Я кисло улыбаюсь ей.
— Нет. Не говори мне о сожалении. Ты нихрена не знаешь о сожалении. Теперь, иди.
Она шокировано моргает, прежде чем разворачивается и выбегает из комнаты. Я громко выдыхаю, пытаясь набраться сил и привести мысли в порядок.
Мне нужно поговорить с Наташей о ней, я просто не знаю, как это преподнести. Не знаю, какие проблемы она собирается создать для нее, и последнее, чего я хочу, это чтобы ее выгнали. Мелисса платит за квартиру, и если Наташа что-нибудь ей скажет, Мелисса придет в бешенство и Наташа уйдет. Она не может жить со мной, в любом случае, не в долгосрочной перспективе, пока у меня еще есть работа. Я рискую, тайно встречаясь с Наташей, но жить вместе - это совсем другой риск.
Лучшее, что я могу сделать, это просто в какой-то момент рекомендовать Наташе переехать, ничего не говоря ей о Мелиссе. Мелисса знает, через какой ад нам обоим пришлось пройти. Ни один настоящий друг не будет так бесцеремонно преследовать другого мужчину, как бы все не кончилось тогда, хорошо или плохо.

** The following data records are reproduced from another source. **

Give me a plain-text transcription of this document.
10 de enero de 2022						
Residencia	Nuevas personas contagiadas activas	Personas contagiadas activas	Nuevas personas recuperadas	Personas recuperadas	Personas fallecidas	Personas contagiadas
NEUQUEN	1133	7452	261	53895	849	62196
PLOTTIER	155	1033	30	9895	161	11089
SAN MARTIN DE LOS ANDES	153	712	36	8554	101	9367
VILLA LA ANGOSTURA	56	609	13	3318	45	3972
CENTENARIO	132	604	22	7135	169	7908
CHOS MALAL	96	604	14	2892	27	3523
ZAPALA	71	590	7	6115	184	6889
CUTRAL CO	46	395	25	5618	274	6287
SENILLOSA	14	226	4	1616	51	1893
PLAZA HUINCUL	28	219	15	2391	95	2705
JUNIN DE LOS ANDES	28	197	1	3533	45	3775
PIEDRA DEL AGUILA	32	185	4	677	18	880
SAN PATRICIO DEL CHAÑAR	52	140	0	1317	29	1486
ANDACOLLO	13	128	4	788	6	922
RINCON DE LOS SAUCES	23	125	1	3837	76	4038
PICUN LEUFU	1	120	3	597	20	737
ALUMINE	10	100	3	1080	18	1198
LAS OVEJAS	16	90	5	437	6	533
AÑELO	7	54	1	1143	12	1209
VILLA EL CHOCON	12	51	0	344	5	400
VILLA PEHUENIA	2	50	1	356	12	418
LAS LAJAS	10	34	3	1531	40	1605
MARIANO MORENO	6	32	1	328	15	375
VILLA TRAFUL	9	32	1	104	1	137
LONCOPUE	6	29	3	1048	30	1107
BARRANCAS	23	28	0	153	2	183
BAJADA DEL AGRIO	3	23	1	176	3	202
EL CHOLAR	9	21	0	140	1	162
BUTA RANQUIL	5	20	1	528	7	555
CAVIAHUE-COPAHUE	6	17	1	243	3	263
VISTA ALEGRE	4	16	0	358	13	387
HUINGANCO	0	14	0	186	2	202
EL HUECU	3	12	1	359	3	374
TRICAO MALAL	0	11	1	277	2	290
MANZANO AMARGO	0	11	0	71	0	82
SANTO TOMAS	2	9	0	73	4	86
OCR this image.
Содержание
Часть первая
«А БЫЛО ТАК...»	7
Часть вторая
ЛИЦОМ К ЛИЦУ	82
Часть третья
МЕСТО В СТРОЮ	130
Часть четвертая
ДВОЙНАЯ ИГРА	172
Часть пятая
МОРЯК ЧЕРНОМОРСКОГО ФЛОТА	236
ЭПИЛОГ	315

Неделя идёт, и я понимаю, что не в состоянии обсуждать это с ней, даже при том, что прятки начинают казаться утомительными вместо того, чтобы быть волнительными. Когда мы выходим вместе на ужин, в паб или в кино, когда мы просто гуляем по городу, мы стараемся делать вид, что у нас строго платонические отношения. Лондон - огромный город, но, в то же время, мир такой маленький. Хотя мы оба время от времени забываемся, держась за руки и воруя поцелуи на публике, мы оба всегда осознаем, что кто-то может увидеть нас. И нет, она не моя студентка, но это все еще риск.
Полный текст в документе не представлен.